Genzen describes ARUP’s Automated Core Laboratory as a high-volume laboratory, where the first choice of a test is an FDA-cleared or -approved one. “We develop and perform LDTs when there are not commercial assays available or when we can obtain more desirable performance specifications by developing the test ourselves,” he says. As an example, he points out that many mass spectrometry-based LDTs can provide lower limits of quantification than commercially available immunoassays can. Consequently, mass spectrometry is often a preferred method in clinical guidelines. “As a clinical laboratory,” Genzen says, “we want to offer testing consistent with these standards of practice.” He adds, “I’m also involved in evaluating modified FDA-cleared or -approved assays, which is often required for body-fluid testing, when diagnostic companies usually do not validate specimen types other than serum or plasma.”

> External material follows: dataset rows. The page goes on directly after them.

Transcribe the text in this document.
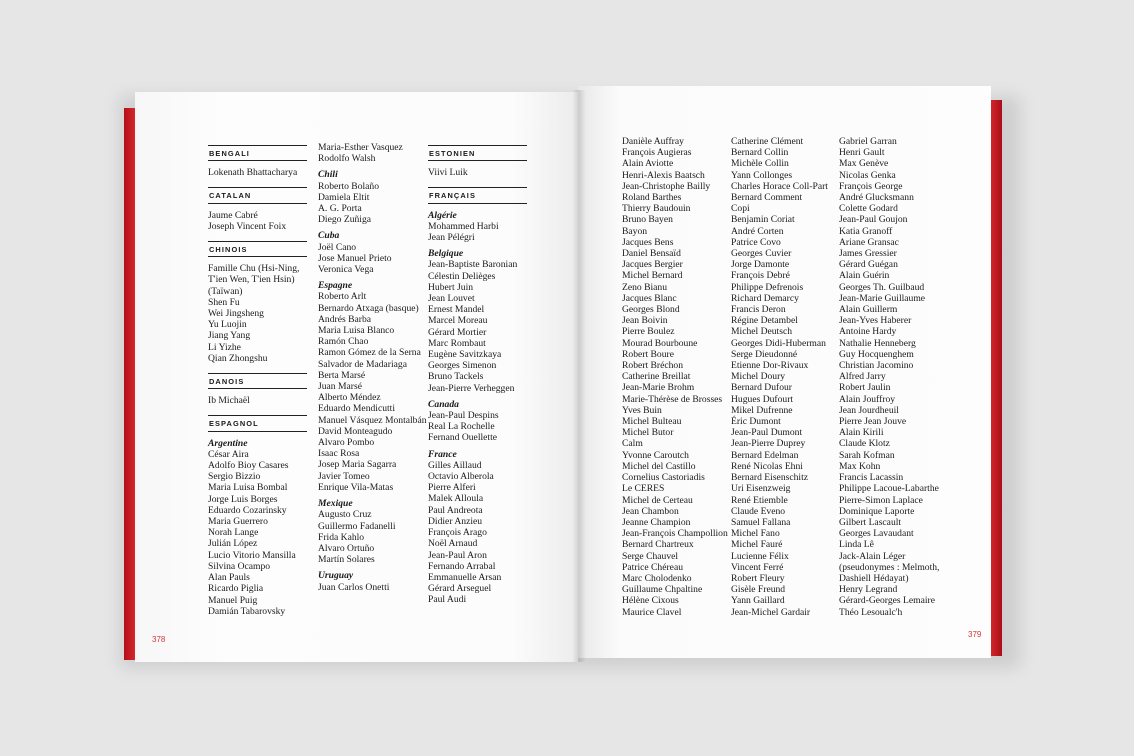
BENGALI
Lokenath Bhattacharya
CATALAN
Jaume Cabré
Joseph Vincent Foix
CHINOIS
Famille Chu (Hsi-Ning,
T'ien Wen, T'ien Hsin)
(Taïwan)
Shen Fu
Wei Jingsheng
Yu Luojin
Jiang Yang
Li Yizhe
Qian Zhongshu
DANOIS
Ib Michaël
ESPAGNOL
Argentine
César Aira
Adolfo Bioy Casares
Sergio Bizzio
Maria Luisa Bombal
Jorge Luis Borges
Eduardo Cozarinsky
Maria Guerrero
Norah Lange
Julián López
Lucio Vitorio Mansilla
Silvina Ocampo
Alan Pauls
Ricardo Piglia
Manuel Puig
Damián Tabarovsky
Maria-Esther Vasquez
Rodolfo Walsh
Chili
Roberto Bolaño
Damiela Eltit
A. G. Porta
Diego Zuñiga
Cuba
Joël Cano
Jose Manuel Prieto
Veronica Vega
Espagne
Roberto Arlt
Bernardo Atxaga (basque)
Andrés Barba
Maria Luisa Blanco
Ramón Chao
Ramon Gómez de la Serna
Salvador de Madariaga
Berta Marsé
Juan Marsé
Alberto Méndez
Eduardo Mendicutti
Manuel Vásquez Montalbán
David Monteagudo
Alvaro Pombo
Isaac Rosa
Josep Maria Sagarra
Javier Tomeo
Enrique Vila-Matas
Mexique
Augusto Cruz
Guillermo Fadanelli
Frida Kahlo
Alvaro Ortuño
Martín Solares
Uruguay
Juan Carlos Onetti
ESTONIEN
Viivi Luik
FRANÇAIS
Algérie
Mohammed Harbi
Jean Pélégri
Belgique
Jean-Baptiste Baronian
Célestin Delièges
Hubert Juin
Jean Louvet
Ernest Mandel
Marcel Moreau
Gérard Mortier
Marc Rombaut
Eugène Savitzkaya
Georges Simenon
Bruno Tackels
Jean-Pierre Verheggen
Canada
Jean-Paul Despins
Real La Rochelle
Fernand Ouellette
France
Gilles Aillaud
Octavio Alberola
Pierre Alferi
Malek Alloula
Paul Andreota
Didier Anzieu
François Arago
Noël Arnaud
Jean-Paul Aron
Fernando Arrabal
Emmanuelle Arsan
Gérard Arseguel
Paul Audi
Danièle Auffray
François Augieras
Alain Aviotte
Henri-Alexis Baatsch
Jean-Christophe Bailly
Roland Barthes
Thierry Baudouin
Bruno Bayen
Bayon
Jacques Bens
Daniel Bensaïd
Jacques Bergier
Michel Bernard
Zeno Bianu
Jacques Blanc
Georges Blond
Jean Boivin
Pierre Boulez
Mourad Bourboune
Robert Boure
Robert Bréchon
Catherine Breillat
Jean-Marie Brohm
Marie-Thérèse de Brosses
Yves Buin
Michel Bulteau
Michel Butor
Calm
Yvonne Caroutch
Michel del Castillo
Cornelius Castoriadis
Le CERES
Michel de Certeau
Jean Chambon
Jeanne Champion
Jean-François Champollion
Bernard Chartreux
Serge Chauvel
Patrice Chéreau
Marc Cholodenko
Guillaume Chpaltine
Hélène Cixous
Maurice Clavel
Catherine Clément
Bernard Collin
Michèle Collin
Yann Collonges
Charles Horace Coll-Part
Bernard Comment
Copi
Benjamin Coriat
André Corten
Patrice Covo
Georges Cuvier
Jorge Damonte
François Debré
Philippe Defrenois
Richard Demarcy
Francis Deron
Régine Detambel
Michel Deutsch
Georges Didi-Huberman
Serge Dieudonné
Etienne Dor-Rivaux
Michel Doury
Bernard Dufour
Hugues Dufourt
Mikel Dufrenne
Éric Dumont
Jean-Paul Dumont
Jean-Pierre Duprey
Bernard Edelman
René Nicolas Ehni
Bernard Eisenschitz
Uri Eisenzweig
René Etiemble
Claude Eveno
Samuel Fallana
Michel Fano
Michel Fauré
Lucienne Félix
Vincent Ferré
Robert Fleury
Gisèle Freund
Yann Gaillard
Jean-Michel Gardair
Gabriel Garran
Henri Gault
Max Genève
Nicolas Genka
François George
André Glucksmann
Colette Godard
Jean-Paul Goujon
Katia Granoff
Ariane Gransac
James Gressier
Gérard Guégan
Alain Guérin
Georges Th. Guilbaud
Jean-Marie Guillaume
Alain Guillerm
Jean-Yves Haberer
Antoine Hardy
Nathalie Henneberg
Guy Hocquenghem
Christian Jacomino
Alfred Jarry
Robert Jaulin
Alain Jouffroy
Jean Jourdheuil
Pierre Jean Jouve
Alain Kirili
Claude Klotz
Sarah Kofman
Max Kohn
Francis Lacassin
Philippe Lacoue-Labarthe
Pierre-Simon Laplace
Dominique Laporte
Gilbert Lascault
Georges Lavaudant
Linda Lê
Jack-Alain Léger
(pseudonymes : Melmoth,
Dashiell Hédayat)
Henry Legrand
Gérard-Georges Lemaire
Théo Lesoualc'h
378
379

As these examples show, implementation of LDTs can present unique challenges. As Dietzen says, “These assays are not for the faint of heart.” So LDTs should be considered only when the clinical benefits outweigh the burden of development and maintenance. That is, a lab should consider developing an LDT only if the need is there and the lab personnel can complete the necessary steps in creating, testing, and maintaining an assay. In successful cases, an LDT can change and save lives, but an LDT gone wrong can be misleading and potentially harmful to patients.